For STEM teachers to be able to perform these different roles, they must possess advanced cognitive and metacognitive skills, as well as cultural awareness. This will enable them to better monitor and improve students’ learning and teach the students in ways that suit their cultural backgrounds. Effective monitoring of students necessitates assessment, making teacher assessment literacy another important competency for teachers to possess (Avargil et al. 2012; Dori and Avargil 2015; Xu and Brown 2016).

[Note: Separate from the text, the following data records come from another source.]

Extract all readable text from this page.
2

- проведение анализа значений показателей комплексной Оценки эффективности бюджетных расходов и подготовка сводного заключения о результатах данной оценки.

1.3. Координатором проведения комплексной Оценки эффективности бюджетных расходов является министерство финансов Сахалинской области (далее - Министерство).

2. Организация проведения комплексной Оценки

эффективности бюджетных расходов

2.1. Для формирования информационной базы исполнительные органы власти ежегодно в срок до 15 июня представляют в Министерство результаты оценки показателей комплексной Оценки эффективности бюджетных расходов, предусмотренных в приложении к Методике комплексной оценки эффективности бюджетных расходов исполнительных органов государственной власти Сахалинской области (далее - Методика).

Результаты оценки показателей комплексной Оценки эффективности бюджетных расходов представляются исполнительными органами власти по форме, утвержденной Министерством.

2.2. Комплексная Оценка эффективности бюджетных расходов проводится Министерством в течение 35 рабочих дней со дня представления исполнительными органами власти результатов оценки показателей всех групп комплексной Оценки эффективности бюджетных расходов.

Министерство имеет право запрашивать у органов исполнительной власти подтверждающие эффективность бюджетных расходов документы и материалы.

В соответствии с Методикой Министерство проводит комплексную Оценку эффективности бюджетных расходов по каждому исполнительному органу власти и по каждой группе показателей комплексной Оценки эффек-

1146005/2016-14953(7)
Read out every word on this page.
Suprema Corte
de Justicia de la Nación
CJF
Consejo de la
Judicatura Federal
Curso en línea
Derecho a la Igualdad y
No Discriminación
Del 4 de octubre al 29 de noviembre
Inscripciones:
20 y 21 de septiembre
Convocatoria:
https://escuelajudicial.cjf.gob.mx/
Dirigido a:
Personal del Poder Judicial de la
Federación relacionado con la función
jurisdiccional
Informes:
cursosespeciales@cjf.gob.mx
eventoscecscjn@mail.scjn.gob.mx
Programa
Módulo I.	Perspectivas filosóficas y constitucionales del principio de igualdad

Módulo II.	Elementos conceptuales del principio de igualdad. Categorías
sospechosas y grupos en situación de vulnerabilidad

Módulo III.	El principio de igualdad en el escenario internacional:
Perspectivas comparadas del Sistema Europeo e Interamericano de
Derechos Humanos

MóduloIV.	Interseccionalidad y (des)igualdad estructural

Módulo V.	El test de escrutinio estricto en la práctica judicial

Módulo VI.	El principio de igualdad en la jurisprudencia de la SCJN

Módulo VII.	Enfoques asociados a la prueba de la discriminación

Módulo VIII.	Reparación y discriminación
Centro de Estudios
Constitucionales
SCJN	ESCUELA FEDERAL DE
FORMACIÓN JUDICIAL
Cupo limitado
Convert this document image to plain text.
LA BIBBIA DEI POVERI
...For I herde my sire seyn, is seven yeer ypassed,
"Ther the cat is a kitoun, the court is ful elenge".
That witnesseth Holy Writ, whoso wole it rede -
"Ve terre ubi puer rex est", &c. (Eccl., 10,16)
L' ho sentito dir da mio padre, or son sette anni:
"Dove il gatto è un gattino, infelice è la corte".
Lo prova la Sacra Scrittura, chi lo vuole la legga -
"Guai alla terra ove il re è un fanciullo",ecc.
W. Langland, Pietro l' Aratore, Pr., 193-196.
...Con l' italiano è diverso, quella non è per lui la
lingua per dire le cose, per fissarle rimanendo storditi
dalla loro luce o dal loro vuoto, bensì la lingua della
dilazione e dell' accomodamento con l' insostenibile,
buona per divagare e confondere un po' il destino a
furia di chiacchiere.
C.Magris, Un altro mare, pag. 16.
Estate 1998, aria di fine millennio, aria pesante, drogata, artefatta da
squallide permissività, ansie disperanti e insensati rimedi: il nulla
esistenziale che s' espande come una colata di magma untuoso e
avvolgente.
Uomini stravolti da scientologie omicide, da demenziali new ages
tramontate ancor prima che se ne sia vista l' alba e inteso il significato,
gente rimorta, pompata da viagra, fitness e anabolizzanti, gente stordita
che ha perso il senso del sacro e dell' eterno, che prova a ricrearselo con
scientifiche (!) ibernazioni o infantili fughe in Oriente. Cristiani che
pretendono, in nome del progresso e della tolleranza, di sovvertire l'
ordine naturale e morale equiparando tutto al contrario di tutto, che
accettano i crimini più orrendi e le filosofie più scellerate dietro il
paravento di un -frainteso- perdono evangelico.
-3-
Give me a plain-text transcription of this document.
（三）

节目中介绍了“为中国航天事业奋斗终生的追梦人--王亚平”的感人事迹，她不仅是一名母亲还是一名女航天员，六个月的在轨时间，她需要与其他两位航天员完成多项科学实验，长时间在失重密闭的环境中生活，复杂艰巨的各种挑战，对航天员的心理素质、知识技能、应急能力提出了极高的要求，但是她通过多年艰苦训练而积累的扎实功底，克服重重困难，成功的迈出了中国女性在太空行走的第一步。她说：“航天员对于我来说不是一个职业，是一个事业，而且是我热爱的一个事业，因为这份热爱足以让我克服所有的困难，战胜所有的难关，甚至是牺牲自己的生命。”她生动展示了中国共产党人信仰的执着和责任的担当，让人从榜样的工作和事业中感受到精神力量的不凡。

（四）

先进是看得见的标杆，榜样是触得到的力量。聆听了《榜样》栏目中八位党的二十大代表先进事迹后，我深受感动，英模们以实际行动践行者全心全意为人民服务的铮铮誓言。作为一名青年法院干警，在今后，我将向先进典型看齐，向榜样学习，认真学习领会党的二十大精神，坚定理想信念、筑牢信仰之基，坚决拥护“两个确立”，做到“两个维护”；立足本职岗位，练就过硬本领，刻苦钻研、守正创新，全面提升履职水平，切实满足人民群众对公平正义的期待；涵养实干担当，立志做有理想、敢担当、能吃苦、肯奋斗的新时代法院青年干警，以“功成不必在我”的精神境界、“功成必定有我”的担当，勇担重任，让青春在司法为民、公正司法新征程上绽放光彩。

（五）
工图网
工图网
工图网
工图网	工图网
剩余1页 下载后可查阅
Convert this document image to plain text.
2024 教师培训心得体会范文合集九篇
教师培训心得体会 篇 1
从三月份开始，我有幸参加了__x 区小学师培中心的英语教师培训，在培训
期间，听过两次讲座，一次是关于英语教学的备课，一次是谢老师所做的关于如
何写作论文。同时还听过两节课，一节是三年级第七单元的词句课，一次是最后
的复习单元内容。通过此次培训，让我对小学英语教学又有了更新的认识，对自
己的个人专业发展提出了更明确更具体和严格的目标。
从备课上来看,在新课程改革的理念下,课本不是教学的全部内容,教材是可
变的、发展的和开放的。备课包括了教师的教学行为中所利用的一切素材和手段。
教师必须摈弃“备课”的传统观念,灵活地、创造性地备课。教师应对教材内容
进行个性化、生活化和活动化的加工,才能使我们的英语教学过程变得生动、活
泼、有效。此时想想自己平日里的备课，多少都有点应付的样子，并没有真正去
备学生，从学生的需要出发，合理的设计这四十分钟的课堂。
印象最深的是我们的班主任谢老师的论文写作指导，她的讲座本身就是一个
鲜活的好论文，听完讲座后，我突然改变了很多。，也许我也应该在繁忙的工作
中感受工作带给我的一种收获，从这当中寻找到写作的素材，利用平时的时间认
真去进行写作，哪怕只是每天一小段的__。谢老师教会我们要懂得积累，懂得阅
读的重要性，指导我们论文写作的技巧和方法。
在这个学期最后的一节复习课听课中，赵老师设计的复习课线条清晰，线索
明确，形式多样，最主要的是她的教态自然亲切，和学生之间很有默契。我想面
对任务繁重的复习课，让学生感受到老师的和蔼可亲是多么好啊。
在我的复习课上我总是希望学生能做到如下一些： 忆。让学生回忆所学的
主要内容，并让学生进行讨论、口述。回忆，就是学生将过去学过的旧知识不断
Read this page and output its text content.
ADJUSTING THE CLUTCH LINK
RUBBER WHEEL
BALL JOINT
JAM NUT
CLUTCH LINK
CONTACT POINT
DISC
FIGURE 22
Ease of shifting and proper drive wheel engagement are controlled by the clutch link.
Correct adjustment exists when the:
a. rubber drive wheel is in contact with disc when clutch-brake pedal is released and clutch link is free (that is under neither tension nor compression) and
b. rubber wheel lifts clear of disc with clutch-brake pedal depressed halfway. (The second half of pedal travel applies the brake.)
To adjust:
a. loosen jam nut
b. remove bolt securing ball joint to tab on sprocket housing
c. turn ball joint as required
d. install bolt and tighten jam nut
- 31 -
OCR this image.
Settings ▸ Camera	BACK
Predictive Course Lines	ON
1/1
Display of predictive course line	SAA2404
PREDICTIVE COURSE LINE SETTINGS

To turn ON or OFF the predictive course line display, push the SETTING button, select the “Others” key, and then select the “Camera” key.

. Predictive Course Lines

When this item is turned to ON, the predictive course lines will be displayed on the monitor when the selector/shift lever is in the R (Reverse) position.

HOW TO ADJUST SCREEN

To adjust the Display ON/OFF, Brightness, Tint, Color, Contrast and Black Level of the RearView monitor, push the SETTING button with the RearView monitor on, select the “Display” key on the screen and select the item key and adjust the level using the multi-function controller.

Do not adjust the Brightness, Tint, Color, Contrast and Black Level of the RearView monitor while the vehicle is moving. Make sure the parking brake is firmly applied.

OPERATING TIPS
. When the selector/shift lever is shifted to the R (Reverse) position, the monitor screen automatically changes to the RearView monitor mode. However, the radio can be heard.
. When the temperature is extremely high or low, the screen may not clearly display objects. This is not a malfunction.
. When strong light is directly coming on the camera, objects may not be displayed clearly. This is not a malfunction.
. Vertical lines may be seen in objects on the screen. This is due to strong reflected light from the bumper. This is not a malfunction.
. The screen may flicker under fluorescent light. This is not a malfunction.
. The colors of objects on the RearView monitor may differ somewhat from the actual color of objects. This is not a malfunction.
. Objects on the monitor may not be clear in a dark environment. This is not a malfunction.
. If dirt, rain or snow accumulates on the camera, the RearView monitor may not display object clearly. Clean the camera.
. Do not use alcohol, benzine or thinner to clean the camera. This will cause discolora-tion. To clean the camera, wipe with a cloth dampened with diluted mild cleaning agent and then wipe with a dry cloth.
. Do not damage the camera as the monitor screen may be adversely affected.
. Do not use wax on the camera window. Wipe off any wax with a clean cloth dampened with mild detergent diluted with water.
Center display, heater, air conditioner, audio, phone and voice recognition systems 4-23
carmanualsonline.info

Anyone interested in implementing teaching focused on cognition, metacognition, and culture on a wide scale can draw encouragement from empirical demonstrations of improvements in cognition and metacognition. Examples include those described in Chaps. 2 and 3 for science students and teachers, respectively, in Chap. 9 for engineering students, and in Chaps. 12 and 13 for mathematics students and teachers, respectively. The impact of culture-aware teaching on learning outcomes, including cognitive and metacognitive skills, discussed in Chaps. 4, 7, 10, and 14, is therefore a fruitful direction for future research in STEM education.We conclude by noting that this book concerns three major topics of STEM education research—cognition, metacognition, and culture. The findings and conclusions presented throughout this book provide three overarching suggestions for STEM teachers: (1) nurturing cognitive skills in students to help them attain STEM knowledge in various domains, (2) developing students’ metacognitive awareness to help them set learning goals and plan for achieving those goals, and (3) teaching students in culturally appropriate ways while helping them acquire cultural knowledge and values.